Is he a lurking con man or merely a handyman with benefits? Maybe he’s something else altogether. Such questions set the stage for Good Theater’s entertainingly down-to-earth season opener.

Matthew Barber’s 2017 play “Fireflies” takes us deep into the heart of small-town Texas where Eleanor, a proud but lonely retired schoolteacher, lives a life of quiet desperation to which she has reluctantly become accustomed. When nosy, if well-intentioned, neighbor Grace warns her of a suspicious drifter in town, we gradually learn that Eleanor has, somewhat embarrassingly, already met him and further employed him to repair a roof.

He’s “found his mark,” warns Grace as we are introduced to the attractive, if “a little cocky,” Abel. Eleanor perhaps too quickly claims him to be her opposite. But Abel slowly digs a little deeper into what he knows is an attraction between the two. Outwardly, they make a “business arrangement” for him to do further work on her property. Meanwhile, the fireflies observed by a nearby lake have begun their “mating dance.”
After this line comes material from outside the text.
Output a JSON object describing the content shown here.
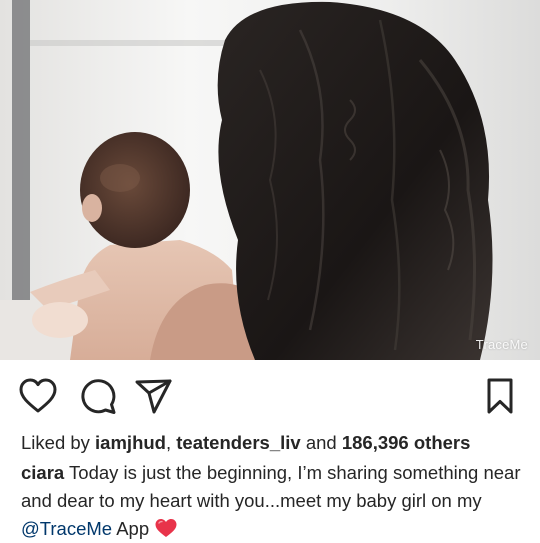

Director Brian P. Allen has assembled a starry cast from far and near to enliven this warm and funny visit to the Lone Star State circa the summer of 1995.

Valerie Perri, whose lengthy resume includes national tours of major Broadway shows, numerous film and TV appearances, and a visit to the Good Theater stage a few years back in “Admissions,” gives her Eleanor the requisite sense of a prideful woman living on the fading memories of decades-old romances. In an appealing performance, the actress convincingly brings an overwrought but not overmatched half to a late-in-life romance that beckons.

Local stage stalwart of late, but with film acting background, Whip Hubley is near perfectly cast as Abel, the charming drifter, or traveler as Abel prefers to be called. He’s a guy who knows who he is, though we learn he may not be as entirely pleased with himself as he initially appears.


Eleanor and Abel circle around each other, occasionally moving in for intimate moments and then back for defensive squabbles. Emotional buildups happen slowly but reach critical moments as they strive to make their ultimate story together a happy one. Both Perri and Hubley are impressively adept at working near the edges of their characters’ vulnerabilities and strengths.

Local favorite Grace Bauer plays neighbor Grace as a ditsy but ultimately loyal and sweet friend. She scores some of the biggest laughs with her own reflections on the realities of life and love for older women. University of Southern Maine theater alum Dalton Kimball works his slow but steady deputy sheriff Eugene, who’s a former pupil of Eleanor, through some laughable paces.

A modest interior set designed by Steve Underwood and casual costumes by Kathleen Kimball add important down-home elements to this under-two-hour show.

“Fireflies” may at times seem to be serving up a bit of theatrical comfort food. Nevertheless, the fine performances and the tender, thoughtful feelings brought out make it an excellent season opener for Good Theater.

Steve Feeney is a freelance writer who lives in Portland.